On May 27, 2009, at 14:29 PM, average wrote:
BTW, I know the topic's pretty dead by now, but there is a pretty conclusive argument on this topic (which I bring back up only because I find myself continually annoyed at most IDE's).
If the medium *emits* light, it's significantly better to have a dark background (the reverse being true if the medium is reflective--like the surface of a book or Kindle). Several arguments *support* this and none *contradict* it:
Ah yes, there are arguments and there are arguments. The ones you posted sound very persuasive. But in several controlled studies, the test subjects detected errors at a significantly better rate when the background was light than when it was dark. They did not report greater fatigue than the subjects who had a dark background. I try to rely on arguments only when I can't find controlled studies to rely on.

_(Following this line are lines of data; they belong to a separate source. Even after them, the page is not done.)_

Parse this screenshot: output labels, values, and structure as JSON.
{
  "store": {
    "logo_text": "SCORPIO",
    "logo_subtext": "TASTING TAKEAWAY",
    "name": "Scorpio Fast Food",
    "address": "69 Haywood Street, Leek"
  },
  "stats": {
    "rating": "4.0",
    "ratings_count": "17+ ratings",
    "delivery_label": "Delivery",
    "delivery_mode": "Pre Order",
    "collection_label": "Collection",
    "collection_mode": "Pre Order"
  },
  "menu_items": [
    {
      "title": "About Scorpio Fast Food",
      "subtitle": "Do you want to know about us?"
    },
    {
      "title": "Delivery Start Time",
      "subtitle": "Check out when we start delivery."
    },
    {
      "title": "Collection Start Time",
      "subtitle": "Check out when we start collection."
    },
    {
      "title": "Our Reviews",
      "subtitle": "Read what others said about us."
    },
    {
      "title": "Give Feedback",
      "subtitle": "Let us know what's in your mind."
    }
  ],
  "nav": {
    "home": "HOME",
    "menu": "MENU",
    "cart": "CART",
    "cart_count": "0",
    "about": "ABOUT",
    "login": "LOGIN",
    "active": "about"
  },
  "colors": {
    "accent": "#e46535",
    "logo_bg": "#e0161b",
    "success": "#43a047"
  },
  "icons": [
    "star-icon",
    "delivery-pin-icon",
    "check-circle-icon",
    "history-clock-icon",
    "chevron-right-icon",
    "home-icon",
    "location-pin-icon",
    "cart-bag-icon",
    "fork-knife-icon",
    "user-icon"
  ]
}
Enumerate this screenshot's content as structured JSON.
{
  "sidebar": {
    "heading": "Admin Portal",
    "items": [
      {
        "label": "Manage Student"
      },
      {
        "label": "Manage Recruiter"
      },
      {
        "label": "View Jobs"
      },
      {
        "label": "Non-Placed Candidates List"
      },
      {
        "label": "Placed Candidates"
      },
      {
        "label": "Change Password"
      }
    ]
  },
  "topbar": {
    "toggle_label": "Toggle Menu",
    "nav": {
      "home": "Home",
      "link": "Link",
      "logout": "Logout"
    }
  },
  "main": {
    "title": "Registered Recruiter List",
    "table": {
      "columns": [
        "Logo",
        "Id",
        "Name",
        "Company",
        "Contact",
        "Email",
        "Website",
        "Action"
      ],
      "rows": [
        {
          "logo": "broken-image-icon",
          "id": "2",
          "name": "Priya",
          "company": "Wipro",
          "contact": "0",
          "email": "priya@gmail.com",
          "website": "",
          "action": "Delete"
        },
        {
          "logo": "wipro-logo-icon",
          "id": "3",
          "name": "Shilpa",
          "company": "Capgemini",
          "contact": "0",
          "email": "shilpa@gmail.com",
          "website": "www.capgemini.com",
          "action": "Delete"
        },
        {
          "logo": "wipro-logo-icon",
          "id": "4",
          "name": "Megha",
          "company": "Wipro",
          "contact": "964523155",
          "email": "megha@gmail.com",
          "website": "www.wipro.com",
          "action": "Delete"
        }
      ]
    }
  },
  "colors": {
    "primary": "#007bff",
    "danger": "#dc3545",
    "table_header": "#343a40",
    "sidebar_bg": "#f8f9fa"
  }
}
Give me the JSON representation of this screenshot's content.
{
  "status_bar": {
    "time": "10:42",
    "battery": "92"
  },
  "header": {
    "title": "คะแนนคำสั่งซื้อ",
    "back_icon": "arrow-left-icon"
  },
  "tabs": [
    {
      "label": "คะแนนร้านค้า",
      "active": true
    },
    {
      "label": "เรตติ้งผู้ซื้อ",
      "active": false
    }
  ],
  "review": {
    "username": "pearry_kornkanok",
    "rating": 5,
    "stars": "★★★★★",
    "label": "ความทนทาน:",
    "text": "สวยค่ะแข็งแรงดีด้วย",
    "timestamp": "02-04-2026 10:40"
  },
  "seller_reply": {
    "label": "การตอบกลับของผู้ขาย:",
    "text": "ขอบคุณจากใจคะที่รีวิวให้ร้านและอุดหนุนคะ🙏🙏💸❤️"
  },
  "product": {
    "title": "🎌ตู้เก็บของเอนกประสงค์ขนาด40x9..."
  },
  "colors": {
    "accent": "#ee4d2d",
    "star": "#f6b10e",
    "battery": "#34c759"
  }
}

Oh, thanks to denis.spir I now see that the explanation is probably due to overall luminance rather than to polarity per se: http://www.math-nat-fak.uni-duesseldorf.de/WE/Psychologie/abteilungen/ aap/Dokumente/Buchner-et-al.-in-press-Ergonomics.pdf Although this probably doesn't change the fact that you'll find errors better if you set your background to be light and your text to be dark. Regards, Zooko P.S. The tenuous link to the topic of this list is that if there *were* any controlled studies about Python programmers using different line lengths, then they could give us something to go on. Maybe somebody out there knows how to get research funding for experimenting on programmers? That would be wonderful.